Rusty Rueff, author of purposed worKING. Rusty Rueff is the former Chairman Emeritus of The GRAMMY Foundation in Los Angeles. He most recently completed the successful 16 month leadership role as Coordinating National Co-Chair for Technology for Obama (T4O) for the reelection of President Obama and ten-years of Board service and President of the Board of Trustees of the American Conservatory Theater in San Francisco. Corporately, most recently Rueff was the Chief Executive Officer at SNOCAP, Inc. until the acquisition of the company by imeem, Inc. in April 2008. Before joining SNOCAP in 2005, he was Executive Vice President of Human Resources at Electronic Arts (EA) from 1998 until 2005. He was also with the PepsiCo companies for more than ten years, with the Pratt & Whitney division of United Technologies for two years, and in commercial radio as an on-air personality for six years. Rusty holds an M.S. in counseling and a B.A. in radio and television from Purdue University. In 2003 he was named a distinguished Purdue alumnus, and he and his wife, Patti, are the named benefactors of Purdue’s Patti and Rusty Rueff School of Visual and Performing Arts. He is a corporate director of Glassdoor.com and runcoach. He is the co-founder and Executive Committee Member of T4A.org, serves on the Founding Circle of The Centrist Project and a founding Board Member of The GRAMMY Music Education Coalition. He is also the co-author of the book Talent Force: A New Manifesto for the Human Side of Business. Rusty and his wife, Patti, reside in Hillsborough, CA and Charlestown, R.I.

day 3K353: Got A Femtosecond?

“For everything there is a season, a time for every activity under heaven. A time to be born and a time to die. A time to plant and a time to harvest. A time to kill and a time to heal. A time to tear down and a time to build up.”

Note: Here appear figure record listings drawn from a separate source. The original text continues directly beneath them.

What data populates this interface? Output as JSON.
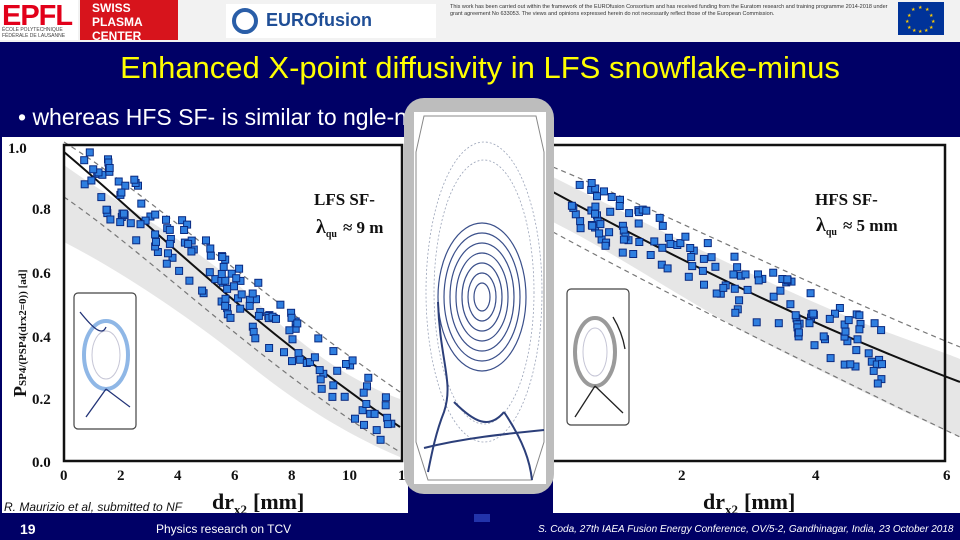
{
  "header": {
    "epfl_logo": "EPFL",
    "epfl_subtitle": "ÉCOLE POLYTECHNIQUE FÉDÉRALE DE LAUSANNE",
    "spc_line1": "SWISS PLASMA",
    "spc_line2": "CENTER",
    "eurofusion": "EUROfusion",
    "funding_text": "This work has been carried out within the framework of the EUROfusion Consortium and has received funding from the Euratom research and training programme 2014-2018 under grant agreement No 633053. The views and opinions expressed herein do not necessarily reflect those of the European Commission."
  },
  "slide": {
    "title": "Enhanced X-point diffusivity in LFS snowflake-minus",
    "bullet": "•  whereas HFS SF- is similar to                     ngle-null"
  },
  "plot_left": {
    "ylabel": "P",
    "ylabel_rest": "SP4/(PSP4(drx2=0)) [ad]",
    "xlabel": "dr",
    "xlabel_sub": "x2",
    "xlabel_unit": "[mm]",
    "yticks": [
      "1.0",
      "0.8",
      "0.6",
      "0.4",
      "0.2",
      "0.0"
    ],
    "xticks": [
      "0",
      "2",
      "4",
      "6",
      "8",
      "10",
      "1"
    ],
    "label_line1": "LFS SF-",
    "label_lambda": "λ",
    "label_value": "≈ 9 m"
  },
  "plot_right": {
    "xlabel": "dr",
    "xlabel_sub": "x2",
    "xlabel_unit": "[mm]",
    "xticks": [
      "2",
      "4",
      "6"
    ],
    "label_line1": "HFS SF-",
    "label_lambda": "λ",
    "label_value": "≈ 5 mm"
  },
  "reference": "R. Maurizio et al, submitted to NF",
  "footer": {
    "page": "19",
    "middle": "Physics research on TCV",
    "right": "S. Coda, 27th IAEA Fusion Energy Conference, OV/5-2, Gandhinagar, India, 23 October 2018"
  },
  "colors": {
    "background": "#000066",
    "title": "#ffff00",
    "marker": "#2f7fe0",
    "band": "#e4e4e4"
  }
}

How short is a Femtosecond?  A Femtosecond is one-quadrillionth of a second.  What could possibly transpire in that short of time? Well, things like “atomic transitions, charge transfers and dynamics, and biochemical processes”.  My alma mater, Purdue, is on the cusp of being able to provide technology that can measure even a smaller unit than a Femtosecond, which would be a huge breakthrough in many scientific fields.  For the rest of us, we will continue to measure our time in years, months, days, hours, seconds and tenths of a second (which is still pretty fast).  Regardless of the unit of time, time passes and once it is gone it can never be regained.  So, what time are we measuring today that we need to sure we are getting the most from it?

Why does Solomon let us know that there is a time for everything?  Maybe because he was wise and he knows that we, by nature, take time for granted and waste it.  Time is a gift of God and what are we saying when we don’t receive a gift and utilize it to its’ fullest?  So today, take a minute to be sure and think through that we aren’t wasting any of the precious time we have.